East is East: Not Just Another Dysfunctional Immigrant Family

After 25 years, Ayub Khan Din shows that immigrant families have not changed one bit.

Photo: Pamela Raith Photography


in Issue 1778


East is East

★ ★ ★ ★
Lyttelton Theatre, NT
Until 30th October 2021
From £20

In 25 years, Britain has changed a lot, but Ayub Khan Din’s look into the home of an immigrant family living in the north of England in the 1970s shows that much is still the same. The show stars a new generation of young and diverse actors playing six English-Pakistani teenagers — a few of whom also starred in Ackley Bridge, another of Khan Din’s creations. Whilst they embody characters set years before they were born, the joy and the pain they portray still feels very fresh.

George (Tony Jayawardena) came to England almost 40 years ago, married his white English wife Ella (Sophie Stanton) and, seven children later, is still trying to keep a firm grip on his teenagers’ lives. George is funny, almost a caricature with his strong Pakistani accent, but also stubborn and, as we find out later, can get very, very angry. The chemistry between their children, especially the four middle children, Maneer (Joeravar Sangha), Tariq (Gurjeet Singh), Saleem (Adonis Jenieco), and Meenah (Amy-Leigh Hickman) shines through clearly. After only a few interactions we already feel as though we know these characters as fully-formed individuals — it is easy to recognise ourselves and our family members in their natural portrayals. The oldest brother, Abdul (Assad Zaman), brings a distant energy as he experiences the pressure of making up for his disgraced older brother. The youngest, Sajit (Noah Manzoor) seems to have obsessive-compulsive disorder; Manzoor plays the role with many little ticks and we get the sense that Sajit tries his best to shut himself away from the trauma of his dysfunctional family.

Photo: Pamela Raith Photography
Noah Manzoor In East Is East

All the siblings struggle with their identity. Religion, culture, and family are all interwoven and hold different meanings to each of them. The heartfelt dialogue between different members of the cast shows the nuance of the second-generation immigrant experience: stuck between the cultures of their ancestors, the traditions with which they were raised, and the land they were born in. The play is backdropped by the outbreak of war and violence East Pakistan (modern day Bangladesh).

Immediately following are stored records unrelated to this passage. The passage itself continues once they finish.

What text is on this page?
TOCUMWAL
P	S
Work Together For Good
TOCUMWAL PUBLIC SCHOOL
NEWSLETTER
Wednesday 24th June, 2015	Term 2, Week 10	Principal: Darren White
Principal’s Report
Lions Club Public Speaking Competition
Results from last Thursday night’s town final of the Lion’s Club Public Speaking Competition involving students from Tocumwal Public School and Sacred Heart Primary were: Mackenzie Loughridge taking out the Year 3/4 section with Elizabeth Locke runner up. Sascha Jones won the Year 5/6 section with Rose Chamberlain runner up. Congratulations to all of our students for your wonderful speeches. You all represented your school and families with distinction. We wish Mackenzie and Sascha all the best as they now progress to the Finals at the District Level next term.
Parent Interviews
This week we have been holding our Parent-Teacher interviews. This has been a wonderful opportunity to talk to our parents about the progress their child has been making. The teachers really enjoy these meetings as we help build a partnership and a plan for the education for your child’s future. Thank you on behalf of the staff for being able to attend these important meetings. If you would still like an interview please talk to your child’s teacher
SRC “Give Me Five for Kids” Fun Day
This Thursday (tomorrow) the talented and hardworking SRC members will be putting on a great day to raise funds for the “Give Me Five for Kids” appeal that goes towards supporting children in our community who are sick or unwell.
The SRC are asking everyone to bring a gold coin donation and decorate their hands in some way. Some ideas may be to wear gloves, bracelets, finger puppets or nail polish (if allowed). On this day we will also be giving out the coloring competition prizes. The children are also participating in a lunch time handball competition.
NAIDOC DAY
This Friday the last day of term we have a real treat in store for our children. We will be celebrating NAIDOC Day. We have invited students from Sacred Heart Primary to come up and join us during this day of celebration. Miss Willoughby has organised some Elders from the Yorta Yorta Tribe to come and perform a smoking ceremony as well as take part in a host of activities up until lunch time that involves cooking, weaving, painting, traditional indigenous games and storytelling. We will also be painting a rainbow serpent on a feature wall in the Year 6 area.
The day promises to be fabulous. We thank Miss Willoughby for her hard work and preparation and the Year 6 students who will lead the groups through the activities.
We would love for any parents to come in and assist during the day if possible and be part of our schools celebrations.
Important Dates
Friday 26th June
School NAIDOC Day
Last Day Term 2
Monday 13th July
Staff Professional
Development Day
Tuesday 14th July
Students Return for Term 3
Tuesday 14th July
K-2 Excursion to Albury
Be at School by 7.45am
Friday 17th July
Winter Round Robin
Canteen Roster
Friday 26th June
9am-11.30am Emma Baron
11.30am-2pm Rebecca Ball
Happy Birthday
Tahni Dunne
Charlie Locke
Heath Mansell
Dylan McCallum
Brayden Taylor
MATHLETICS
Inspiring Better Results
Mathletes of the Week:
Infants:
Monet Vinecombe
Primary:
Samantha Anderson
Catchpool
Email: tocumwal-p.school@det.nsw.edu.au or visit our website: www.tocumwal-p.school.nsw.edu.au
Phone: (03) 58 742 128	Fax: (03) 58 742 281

This intensifies in the second half, mirroring the drama in the characters’ lives as arranged marriages are cunningly forced upon the eldest two brothers. The situation seems impossible for the siblings to navigate, that is until Saleem sits down and calmly explains to his stubborn Pakistani father that his older brothers don’t want to get married, and this is not their time. The audience erupted into laughter, a rather sinister inside joke that embodies the shared identity of many immigrants.

Photo: Pamela Raith Photography
Sophie Stanton And Tony Jayawardena In East Is East

Although immigrant families have many challenges to navigate, the love and comedy is also a staple, and this shines through the production. One especially memorable scene sees Meenah and Maneer lip-syncing to a Bollywood classic — this begs the question, why are there not more Bollywood musicals being staged on the West End, they would be a blast! Maybe Khan Din’s next work should explore a more musical medium. I would love to see immigrant experiences from the female perspective as, in this play, Meenah, the only daughter, felt under-explored.

For something that feels fresh yet warm and familiar, with lots of laughs and an extremely talented cast, East is East is definitely one to catch while you can.